Book Title: Atlas of the Irish Rural Landscape
Author: Terence Dooley
Format: Hardback | 416 pages
Publication Date: 01 Oct 2010
This is a major update of this bestselling work on the Irish landscape. When it appeared in 1997, it was instantly hailed as a pioneering volume in increasing appreciation of the Irish landscape as a crucial component of national heritage. The sumptuous quality of its design, the cutting edge cartography, and the clarity of its prose ensured that it became an award-winning volume, widely praised inter-nationally as one of the best books ever to appear on a national landscape. This second edition is far from a cosmetic reissue. At least one-third of the content is entirely new. This includes a complete rewriting of the contemporary section to take account of the Celtic Tiger, and there are six fresh regional case studies - Tory island (Donegal), the Wicklow uplands, Inistiogue (County Kilkenny), Aughris (County Sligo), Clonfert (County Galway) and Point Lance in Newfoundland. There is a new cover, many new maps and photographs, a listing of the top fifty books on the Irish landscape, and a guide to the best websites. "The Atlas of Irish Rural Landscape" is a magnificently illustrated, beautifully written and pioneering introduction to the hidden riches of the Irish landscape.

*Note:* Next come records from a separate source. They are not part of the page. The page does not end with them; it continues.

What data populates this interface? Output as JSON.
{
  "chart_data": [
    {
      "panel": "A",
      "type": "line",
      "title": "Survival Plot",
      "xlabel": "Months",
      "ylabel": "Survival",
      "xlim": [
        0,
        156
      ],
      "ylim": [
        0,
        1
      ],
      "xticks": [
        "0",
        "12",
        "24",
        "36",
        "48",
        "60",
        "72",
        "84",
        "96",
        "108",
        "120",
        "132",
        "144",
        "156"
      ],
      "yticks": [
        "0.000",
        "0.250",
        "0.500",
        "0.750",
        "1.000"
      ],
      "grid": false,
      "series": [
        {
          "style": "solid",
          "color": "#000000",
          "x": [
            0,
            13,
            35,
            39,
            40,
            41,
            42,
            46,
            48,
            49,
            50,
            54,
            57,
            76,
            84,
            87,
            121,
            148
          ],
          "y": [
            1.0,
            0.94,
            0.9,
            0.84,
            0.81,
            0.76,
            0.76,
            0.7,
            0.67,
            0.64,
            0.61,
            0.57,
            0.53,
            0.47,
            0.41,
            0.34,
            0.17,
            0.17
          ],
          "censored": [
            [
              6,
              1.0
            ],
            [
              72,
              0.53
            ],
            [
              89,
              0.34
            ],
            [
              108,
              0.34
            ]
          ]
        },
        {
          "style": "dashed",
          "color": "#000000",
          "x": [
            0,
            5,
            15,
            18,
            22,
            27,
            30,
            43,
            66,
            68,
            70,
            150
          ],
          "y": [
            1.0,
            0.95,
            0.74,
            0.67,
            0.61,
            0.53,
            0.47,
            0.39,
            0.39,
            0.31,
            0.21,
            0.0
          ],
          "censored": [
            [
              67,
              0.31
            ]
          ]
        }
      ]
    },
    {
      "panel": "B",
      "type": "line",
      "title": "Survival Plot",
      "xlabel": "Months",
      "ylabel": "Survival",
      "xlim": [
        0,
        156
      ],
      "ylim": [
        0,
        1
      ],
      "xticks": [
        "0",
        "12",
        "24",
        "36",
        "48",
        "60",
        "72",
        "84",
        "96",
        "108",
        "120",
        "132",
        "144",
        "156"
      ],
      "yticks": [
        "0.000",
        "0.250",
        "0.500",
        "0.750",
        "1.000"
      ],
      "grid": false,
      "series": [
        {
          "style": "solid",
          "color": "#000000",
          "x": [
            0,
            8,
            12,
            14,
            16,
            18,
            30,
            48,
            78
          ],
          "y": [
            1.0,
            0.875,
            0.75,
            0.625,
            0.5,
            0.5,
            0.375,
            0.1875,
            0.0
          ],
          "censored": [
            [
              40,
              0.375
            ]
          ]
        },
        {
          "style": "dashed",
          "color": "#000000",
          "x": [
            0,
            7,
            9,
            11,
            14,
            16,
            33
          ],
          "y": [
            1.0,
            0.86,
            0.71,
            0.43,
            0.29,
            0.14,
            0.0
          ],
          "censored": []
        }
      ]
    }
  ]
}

Topics include archaeology, field and settlement patterns, houses, demesnes, villages and small towns, monuments, woodland, bogs, roads, canals, railways, mills, mines, farmsteads, handball alleys, and a host of other features. The Atlas combines superbly chosen illustrations and cartography with a text amenable to a general reader. Hundreds of maps, diagrams, photographs, paintings allow the Atlas to present a mass of scholarly information in an accessible way, suitable for any school, college or home. "The Atlas of the Irish Rural Landscape" also has a significant practical dimension. It increases the visibility of the landscape within national heritage and establishes a proper basis for conservation and planning. It explores contemporary changes resulting from the Celtic Tiger, and proposes how to implement necessary change in sympathy with inherited landscape character.